The embodiments herein described provide an electrical connector 100 that interconnects a circuit board 150, 152 in a pluggable module to a host board 110. The connector has low noise characteristics while carrying multiple differential data pairs. A predetermined impedance is maintained through the connector to minimizing signal loss.

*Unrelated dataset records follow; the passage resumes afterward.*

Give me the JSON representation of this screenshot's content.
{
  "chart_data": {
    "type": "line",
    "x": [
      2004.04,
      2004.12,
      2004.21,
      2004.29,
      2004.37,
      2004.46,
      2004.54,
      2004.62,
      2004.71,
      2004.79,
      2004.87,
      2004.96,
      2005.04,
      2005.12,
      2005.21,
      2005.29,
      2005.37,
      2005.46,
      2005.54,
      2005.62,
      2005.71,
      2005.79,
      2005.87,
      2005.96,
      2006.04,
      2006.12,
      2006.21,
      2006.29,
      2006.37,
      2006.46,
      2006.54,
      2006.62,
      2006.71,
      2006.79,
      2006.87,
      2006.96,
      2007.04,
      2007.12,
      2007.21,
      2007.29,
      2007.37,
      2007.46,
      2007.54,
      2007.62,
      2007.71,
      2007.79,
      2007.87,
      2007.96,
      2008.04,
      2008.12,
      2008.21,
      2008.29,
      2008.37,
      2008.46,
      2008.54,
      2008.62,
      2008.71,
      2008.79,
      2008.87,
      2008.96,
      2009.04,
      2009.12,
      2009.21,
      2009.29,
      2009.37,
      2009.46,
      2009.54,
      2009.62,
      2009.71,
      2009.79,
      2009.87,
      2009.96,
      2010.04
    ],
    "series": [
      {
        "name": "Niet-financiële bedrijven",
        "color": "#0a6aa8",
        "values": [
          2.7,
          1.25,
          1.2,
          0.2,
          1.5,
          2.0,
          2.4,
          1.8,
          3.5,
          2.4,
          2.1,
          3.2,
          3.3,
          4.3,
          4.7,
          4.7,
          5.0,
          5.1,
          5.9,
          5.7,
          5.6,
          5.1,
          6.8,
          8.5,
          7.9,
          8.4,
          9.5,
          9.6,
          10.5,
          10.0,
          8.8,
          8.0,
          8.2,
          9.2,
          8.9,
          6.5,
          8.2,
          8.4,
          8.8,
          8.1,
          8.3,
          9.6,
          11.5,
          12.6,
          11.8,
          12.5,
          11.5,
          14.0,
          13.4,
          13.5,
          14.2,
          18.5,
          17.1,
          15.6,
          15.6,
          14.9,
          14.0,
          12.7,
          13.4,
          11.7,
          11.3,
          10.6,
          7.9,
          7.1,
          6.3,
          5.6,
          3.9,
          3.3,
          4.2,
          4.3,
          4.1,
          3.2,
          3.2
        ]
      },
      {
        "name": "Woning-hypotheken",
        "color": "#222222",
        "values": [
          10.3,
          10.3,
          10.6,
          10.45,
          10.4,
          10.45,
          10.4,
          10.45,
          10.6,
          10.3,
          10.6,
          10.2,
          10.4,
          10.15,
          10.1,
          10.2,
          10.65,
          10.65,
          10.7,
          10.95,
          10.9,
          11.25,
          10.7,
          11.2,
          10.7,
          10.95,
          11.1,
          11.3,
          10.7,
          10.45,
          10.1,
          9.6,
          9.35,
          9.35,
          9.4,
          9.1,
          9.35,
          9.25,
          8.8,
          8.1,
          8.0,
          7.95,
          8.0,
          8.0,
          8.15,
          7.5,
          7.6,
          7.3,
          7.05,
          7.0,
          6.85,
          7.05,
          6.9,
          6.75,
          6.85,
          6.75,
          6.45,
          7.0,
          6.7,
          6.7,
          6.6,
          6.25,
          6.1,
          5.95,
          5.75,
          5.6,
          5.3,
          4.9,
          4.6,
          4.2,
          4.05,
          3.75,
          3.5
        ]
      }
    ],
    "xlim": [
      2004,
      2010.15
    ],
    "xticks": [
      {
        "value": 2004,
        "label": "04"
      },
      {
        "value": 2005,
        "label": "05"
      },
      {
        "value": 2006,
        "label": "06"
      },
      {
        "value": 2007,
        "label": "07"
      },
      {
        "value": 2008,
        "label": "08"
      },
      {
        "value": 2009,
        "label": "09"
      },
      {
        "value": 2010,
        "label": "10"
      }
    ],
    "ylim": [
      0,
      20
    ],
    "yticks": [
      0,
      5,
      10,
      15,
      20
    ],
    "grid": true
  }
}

Ground modules 134 are arranged with long lead frame and short lead frame signal modules 190 and 180, respectively, in a pattern whereby the differential signal pair are surrounded by grounds that provide isolation, and are sufficiently distanced from other differential signal pairs to minimize crosstalk. Contact spacing at the circuit board interface or connector mating face is at a first spacing S1 that conforms to a specified industry standard. Contact spacing at the host board is at a second predetermined spacing S2 that may be different from the first spacing. Lead spacing within the signal modules is at a third spacing S3 selected to maintain the predetermined impedance so that signal loss is minimized.
While the invention has been described in terms of various specific embodiments, those skilled in the art will recognize that the invention can be practiced with modification within the spirit and scope of the claims.